Temple of Aphaea, Aegina

ca. 1870–1879John Rollin TiltonAmerican, 1828–1888oil on canvas30 15/16 in. × 48 1/16 in. (78.58 cm × 122.08 cm)

Bequest of Miss Mary Sophia Walker


This painting by New Hampshire-born John Rollin Tilton dramatically captures the ruins of the Greek Temple of Aphaea on the island of Aegina. Exhibited in Boston in 1880, Mary Sophia Walker acquired the painting shortly thereafter and later donated it to the College. The ruins of the Temple of Aphaea were “rediscovered” by Western European travelers in the eighteenth century, and the first descriptions of the temple appeared in 1797. In 1852, Tilton settled in Rome where, on the strength of his landscapes inspired by Claude Lorrain (1600–1682), Tilton gained a popular following among Grand Tour patrons. Henry Wadsworth Longfellow (1807–1882), Bowdoin Class of 1825, described Tilton as “a very single-minded, and pure-minded man, with the highest and noblest aspirations and great modesty.”

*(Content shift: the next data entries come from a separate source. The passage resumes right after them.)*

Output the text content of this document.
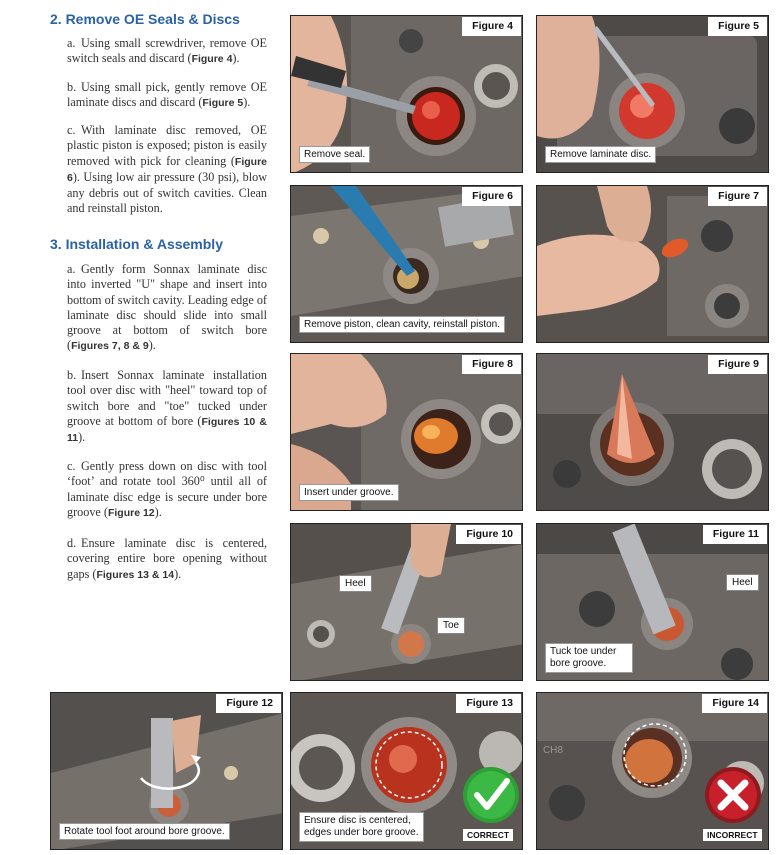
2. Remove OE Seals & Discs
a. Using small screwdriver, remove OE switch seals and discard (Figure 4).
b. Using small pick, gently remove OE laminate discs and discard (Figure 5).
c. With laminate disc removed, OE plastic piston is exposed; piston is easily removed with pick for cleaning (Figure 6). Using low air pressure (30 psi), blow any debris out of switch cavities. Clean and reinstall piston.
3. Installation & Assembly
a. Gently form Sonnax laminate disc into inverted "U" shape and insert into bottom of switch cavity. Leading edge of laminate disc should slide into small groove at bottom of switch bore (Figures 7, 8 & 9).
b. Insert Sonnax laminate installation tool over disc with "heel" toward top of switch bore and "toe" tucked under groove at bottom of bore (Figures 10 & 11).
c. Gently press down on disc with tool ‘foot’ and rotate tool 360⁰ until all of laminate disc edge is secure under bore groove (Figure 12).
d. Ensure laminate disc is centered, covering entire bore opening without gaps (Figures 13 & 14).
Figure 4
Remove seal.
Figure 5
Remove laminate disc.
Figure 6
Remove piston, clean cavity, reinstall piston.
Figure 7
Figure 8
Insert under groove.
Figure 9
Figure 10
Heel
Toe
Figure 11
Heel
Tuck toe under
bore groove.
Figure 12
Rotate tool foot around bore groove.
Figure 13
Ensure disc is centered,
edges under bore groove.	CORRECT
CH8
Figure 14
INCORRECT
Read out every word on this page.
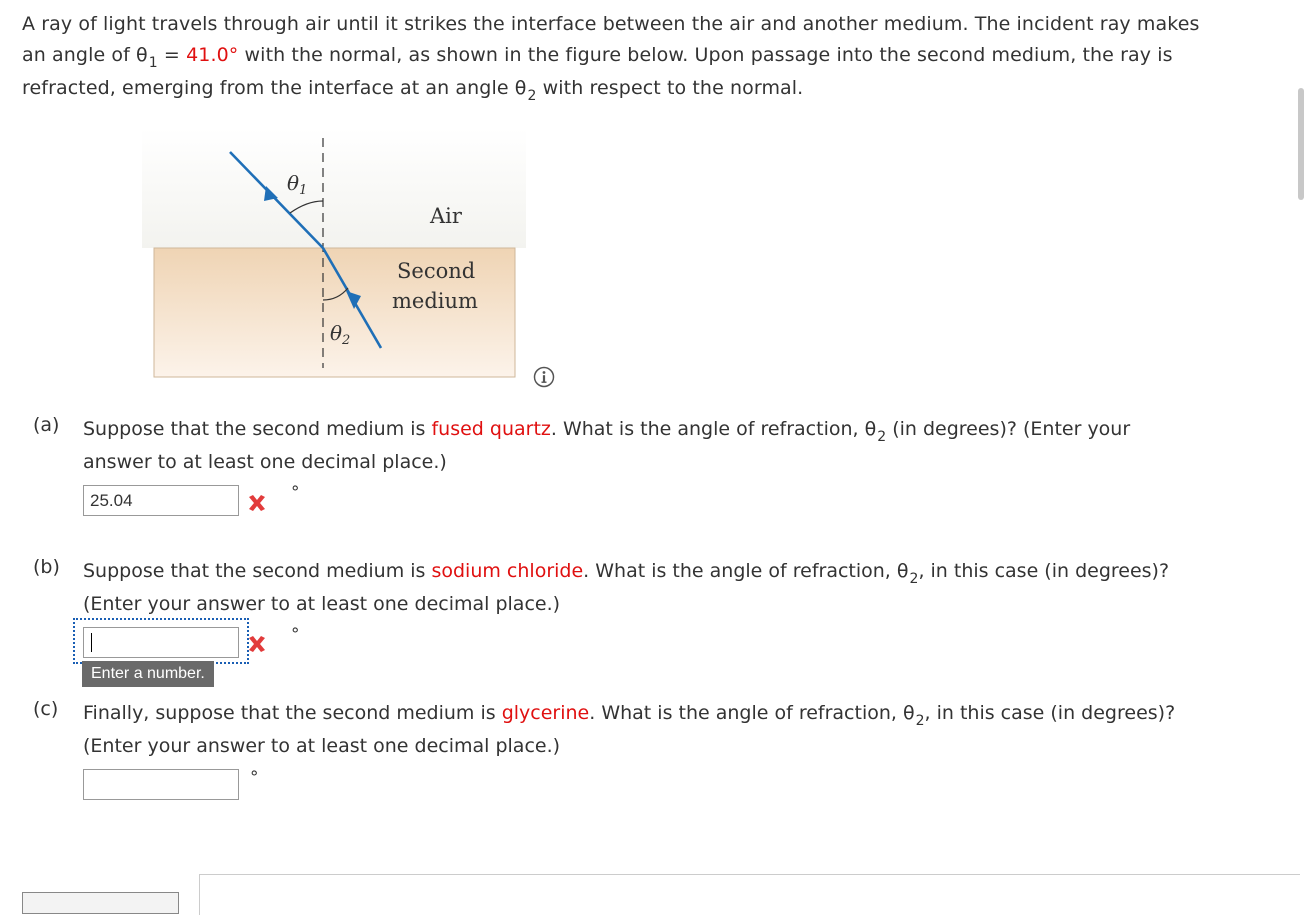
A ray of light travels through air until it strikes the interface between the air and another medium. The incident ray makes
an angle of $\theta_1 = 41.0^\circ$ with the normal, as shown in the figure below. Upon passage into the second medium, the ray is
refracted, emerging from the interface at an angle $\theta_2$ with respect to the normal.
$\theta_1$
$\theta_2$
Air
Second
medium
(a) Suppose that the second medium is fused quartz. What is the angle of refraction, $\theta_2$ (in degrees)? (Enter your
answer to at least one decimal place.)
25.04	°
(b) Suppose that the second medium is sodium chloride. What is the angle of refraction, $\theta_2$, in this case (in degrees)?
(Enter your answer to at least one decimal place.)
°
Enter a number.
(c) Finally, suppose that the second medium is glycerine. What is the angle of refraction, $\theta_2$, in this case (in degrees)?
(Enter your answer to at least one decimal place.)
°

Tilton’s painting depicts the architectural remains several years before the first excavations of the site began in 1894. Since then, the temple and its surroundings have been the subject of extensive excavation and study. Archaeological evidence from the site points to ritual activity dating back to the Bronze Age (fourteenth century BCE). The temple depicted here was constructed in the Doric order and dedicated to the goddess Aphaea at the end of the sixth century BCE. Worshipped almost exclusively on Aegina, Aphaea’s exact origins are obscure. The Athenians identified her with a Cretan mountain nymph or with the goddesses Athena and Artemis.

—Frank H. Goodyear & James Higginbotham

Mary Sophia Walker and Harriet Sarah Walker

Donors of the Walker Art Building as well as a significant collection of art and antiquities, Mary Sophia Walker (1839–1904) and Harriet Sarah Walker (1844–1898) were among the most significant benefactors in the development of the art collection at Bowdoin.